Notoriously protective of attempts to co-opt his work, Moore greeted the protesters' adoption of the V mask with a kind of grandfatherly bemusement. "I suppose when I was writing V for Vendetta I would in my secret heart of hearts have thought: Wouldn't it be great if these ideas actually made an impact?" Moore told the U.K. Guardian in November.
He clearly understands the transcendent appeal of the V mask. "It turns protests into performances. The mask is very operatic; it creates a sense of romance and drama," Moore told the Guardian. "And when you've got a sea of V masks, I suppose it makes the protesters appear to be almost a single organism—this '99 percent' we hear so much about."
Yet Moore seemed to resist taking up the cause of the Occupiers who had taken up his mask.
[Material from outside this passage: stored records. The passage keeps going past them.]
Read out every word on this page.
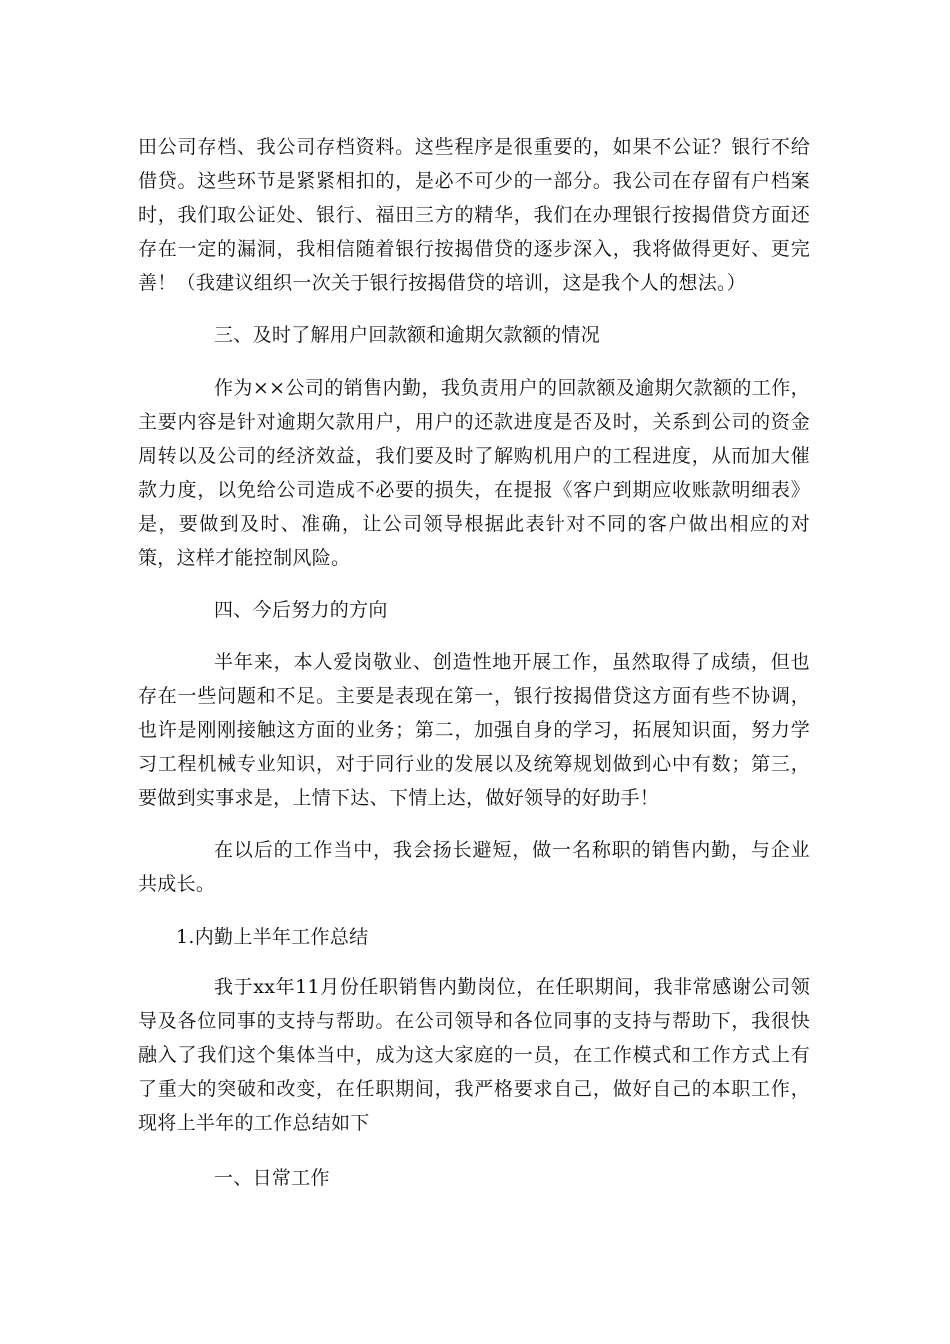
田公司存档、我公司存档资料。这些程序是很重要的，如果不公证？银行不给借贷。这些环节是紧紧相扣的，是必不可少的一部分。我公司在存留有户档案时，我们取公证处、银行、福田三方的精华，我们在办理银行按揭借贷方面还存在一定的漏洞，我相信随着银行按揭借贷的逐步深入，我将做得更好、更完善！（我建议组织一次关于银行按揭借贷的培训，这是我个人的想法。）

三、及时了解用户回款额和逾期欠款额的情况

作为××公司的销售内勤，我负责用户的回款额及逾期欠款额的工作，主要内容是针对逾期欠款用户，用户的还款进度是否及时，关系到公司的资金周转以及公司的经济效益，我们要及时了解购机用户的工程进度，从而加大催款力度，以免给公司造成不必要的损失，在提报《客户到期应收账款明细表》是，要做到及时、准确，让公司领导根据此表针对不同的客户做出相应的对策，这样才能控制风险。

四、今后努力的方向

半年来，本人爱岗敬业、创造性地开展工作，虽然取得了成绩，但也存在一些问题和不足。主要是表现在第一，银行按揭借贷这方面有些不协调，也许是刚刚接触这方面的业务；第二，加强自身的学习，拓展知识面，努力学习工程机械专业知识，对于同行业的发展以及统筹规划做到心中有数；第三，要做到实事求是，上情下达、下情上达，做好领导的好助手！

在以后的工作当中，我会扬长避短，做一名称职的销售内勤，与企业共成长。

1.内勤上半年工作总结

我于xx年11月份任职销售内勤岗位，在任职期间，我非常感谢公司领导及各位同事的支持与帮助。在公司领导和各位同事的支持与帮助下，我很快融入了我们这个集体当中，成为这大家庭的一员，在工作模式和工作方式上有了重大的突破和改变，在任职期间，我严格要求自己，做好自己的本职工作，现将上半年的工作总结如下

一、日常工作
That changed when fellow comic-book author Frank Miller—the Dark Knight Returns creator who took a sharp right turn after the September 11 attacks—lashed out at the movement on his blog.
"'Occupy' is nothing short of a clumsy, poorly expressed attempt at anarchy ... by a bunch of iPhone-, iPad-wielding spoiled brats who should stop getting in the way of working people and find jobs for themselves," Miller bloviated. "This is no popular uprising. This is garbage."
Like V swooping in to save Evey, Moore came to the protesters' defense against his fellow comic creator, calling Miller's recent work both misogynistic (Sin City) and homophobic (300).
"It's a completely justified howl of moral outrage, and it seems to be handled in a very intelligent, nonviolent way, which is probably another reason why Frank Miller would be less than pleased with it," Moore told the website HonestPublishing.com. "I'm sure if it had been a bunch of young, sociopathic vigilantes with Batman makeup on their faces, he'd be more in favor of it."
Kevin Hoffman is the editor of City Pages and a longtime fan of comics.
The death of Theatre de la Jeune Lune has loomed large over the Twin Cities theater landscape over the past three years, but that void is slowly being filled by furiously creative artists, new and old, who have kept the spirit of Jeune Lune alive. That includes the former company members who have remained in the area making maddening, inventive, and enthralling theater for us all. In 2011, Steven Epp made tremendous contributions on both sides of the boards.
With Ten Thousand Things, he helped craft what I thought impossible: a fresh, breathtaking interpretation of Man of La Mancha. As the lead, he made the entire house his playground, tossing off asides to the audience, using a program as an improvised sword, and presenting a stunning a cappella version of "The Impossible Dream" that was a top moment in the theater last year. In the fall, he turned to scriptwriting, creating a funny, incisive, and most of all endearing version of the Italian Il Campiello. The script, supported by some of the most inventive playground-type taunts I've ever heard, gave the talented cast a great foundation for a terrific performance.